Looking for guide on making sure I get the best performance out of the CCR’s as I plan to install them in our core infrastructure.

The structure is

[SUPPLIER1]         [SUPPLIER2]  [SUPPLIER1]   [SUPPLIER2]
         \                  /                    \                  /
          \                /                      \                /
            [SWITCH1]                       [SWITCH2]
                          \                               /
                           \                             /
                            \                           /
                          [MIKROTIK CCR-1036-8G-2S]

So both suppliers give dual ethernet feed, one feed to each switch in my rack.

Then both switches link back to the CCR. They actually link back via 2 ethernets using LACP bonding, so the CCR has 2x bonding interfaces

Supplier 1 is VLAN200, supplier 2 is VLAN300.

I have created VLAN200 and VLAN300 under both bonding interfaces.

Is it best now to create a bridge interface and bridge the 2x VLAN interfaces together?

These connections will be doing 200-400mbps each. How much of a performance hit would there be in adding the bridge?

The 2nd switch and 2nd bonding is merely for redundancy, rather than load balancing, and was expecting STP to take care of the switching, but I am afraid of pushing the packets to the cpu for processing too many times and limiting the performance on the CCR.

Is bridging the VLAN’s the best way, and having 2 different bridges?

Or should I bridge the 2x bonding interfaces and create VLAN’s under the 1 bridge?

Thanks.

EDIT: text has gone a bit wonky for the network map but should still be followable.

i created same vlan on each bond - then created bridge and add both vlan's to bridge.

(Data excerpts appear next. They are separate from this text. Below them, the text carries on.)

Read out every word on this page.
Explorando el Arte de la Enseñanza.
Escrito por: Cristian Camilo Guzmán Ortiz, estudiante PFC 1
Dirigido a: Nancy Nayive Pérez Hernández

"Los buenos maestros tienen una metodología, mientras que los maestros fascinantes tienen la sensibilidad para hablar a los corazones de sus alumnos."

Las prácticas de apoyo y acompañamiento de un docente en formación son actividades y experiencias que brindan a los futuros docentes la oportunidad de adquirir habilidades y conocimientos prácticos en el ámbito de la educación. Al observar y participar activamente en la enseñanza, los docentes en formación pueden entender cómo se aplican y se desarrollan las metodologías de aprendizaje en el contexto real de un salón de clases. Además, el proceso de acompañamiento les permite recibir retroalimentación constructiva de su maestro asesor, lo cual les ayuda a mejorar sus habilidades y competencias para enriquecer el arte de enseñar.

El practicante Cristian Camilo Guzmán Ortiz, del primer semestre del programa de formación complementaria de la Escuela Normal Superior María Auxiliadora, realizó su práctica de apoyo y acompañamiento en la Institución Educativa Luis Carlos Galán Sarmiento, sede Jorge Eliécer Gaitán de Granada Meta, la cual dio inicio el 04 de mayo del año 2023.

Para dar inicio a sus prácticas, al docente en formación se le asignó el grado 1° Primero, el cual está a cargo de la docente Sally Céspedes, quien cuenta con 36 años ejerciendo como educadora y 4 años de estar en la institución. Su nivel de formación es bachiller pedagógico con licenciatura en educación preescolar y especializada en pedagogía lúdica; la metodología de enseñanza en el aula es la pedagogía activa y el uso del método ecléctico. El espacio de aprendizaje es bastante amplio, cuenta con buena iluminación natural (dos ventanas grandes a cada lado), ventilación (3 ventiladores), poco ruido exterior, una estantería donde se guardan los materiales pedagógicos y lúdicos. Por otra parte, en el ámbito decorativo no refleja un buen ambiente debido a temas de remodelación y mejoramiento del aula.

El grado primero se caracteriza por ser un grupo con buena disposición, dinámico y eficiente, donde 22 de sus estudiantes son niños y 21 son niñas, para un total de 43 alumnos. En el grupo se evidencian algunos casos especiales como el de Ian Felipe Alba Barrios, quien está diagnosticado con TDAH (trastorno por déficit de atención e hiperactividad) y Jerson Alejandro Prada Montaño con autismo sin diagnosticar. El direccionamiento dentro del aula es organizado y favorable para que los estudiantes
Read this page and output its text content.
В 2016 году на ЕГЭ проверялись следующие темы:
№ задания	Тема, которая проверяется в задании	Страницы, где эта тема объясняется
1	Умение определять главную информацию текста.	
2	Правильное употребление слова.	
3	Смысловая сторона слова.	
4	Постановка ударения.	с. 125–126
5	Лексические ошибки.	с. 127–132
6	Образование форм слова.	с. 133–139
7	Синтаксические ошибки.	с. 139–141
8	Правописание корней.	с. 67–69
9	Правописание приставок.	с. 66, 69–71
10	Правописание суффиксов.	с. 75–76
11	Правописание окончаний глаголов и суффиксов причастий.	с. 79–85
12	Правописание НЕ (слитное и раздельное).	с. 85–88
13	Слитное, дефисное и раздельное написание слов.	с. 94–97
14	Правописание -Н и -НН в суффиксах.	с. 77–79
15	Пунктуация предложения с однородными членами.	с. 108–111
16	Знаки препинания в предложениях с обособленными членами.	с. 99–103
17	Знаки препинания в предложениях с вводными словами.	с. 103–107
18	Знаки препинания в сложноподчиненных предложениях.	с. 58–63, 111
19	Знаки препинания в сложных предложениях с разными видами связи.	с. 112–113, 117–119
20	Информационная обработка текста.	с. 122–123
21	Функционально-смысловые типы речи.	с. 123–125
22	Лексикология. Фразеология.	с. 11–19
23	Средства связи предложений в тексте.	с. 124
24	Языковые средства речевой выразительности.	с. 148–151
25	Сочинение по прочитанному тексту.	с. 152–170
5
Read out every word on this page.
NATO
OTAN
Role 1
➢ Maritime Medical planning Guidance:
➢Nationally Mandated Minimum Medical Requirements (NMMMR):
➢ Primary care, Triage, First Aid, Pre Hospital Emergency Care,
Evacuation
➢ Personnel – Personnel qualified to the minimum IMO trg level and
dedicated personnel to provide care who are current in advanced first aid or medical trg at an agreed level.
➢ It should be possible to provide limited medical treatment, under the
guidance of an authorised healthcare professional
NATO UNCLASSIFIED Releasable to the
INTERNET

do not ask me if this is the correct way - intervlan routing currently tops @ 240Mbit/s not sure why?

\

jul/22/2014 00:02:35 by RouterOS 6.17

/interface bridge
add comment=CORE l2mtu=1590 name=bridgeVLAN10 priority=0x1
add comment=MGMT name=bridgeVLAN99 priority=0x2


/interface bonding
add mode=802.3ad name=bonding-C3750-0 slaves=ether3,ether4 transmit-hash-policy=layer-2-and-3
add mode=802.3ad name=bonding-sg200-0 slaves=ether5,ether6 transmit-hash-policy=layer-2-and-3

/interface vlan
add interface=bonding-C3750-0 name=vlan10-c3750 vlan-id=10
add interface=bonding-sg200-0 name=vlan10-sg200 vlan-id=10
add interface=bonding-C3750-0 name=vlan99-c3750 vlan-id=99
add interface=bonding-sg200-0 name=vlan99-sg200 vlan-id=99

/interface bridge port
add bridge=bridgeVLAN99 interface=vlan99-c3750
add bridge=bridgeVLAN99 interface=vlan99-sg200
add bridge=bridgeVLAN10 interface=vlan10-c3750
add bridge=bridgeVLAN10 interface=vlan10-sg200

/ip address
add address=192.168.1.254/19 interface=bridgeVLAN10 network=192.168.0.0
add address=10.254.1.1/16 interface=bridgeVLAN99 network=10.254.0.0

I would consider to avoid vlan trunking on the ccr as it saves some cpu cycles. You have a switch in front let the HW do the job.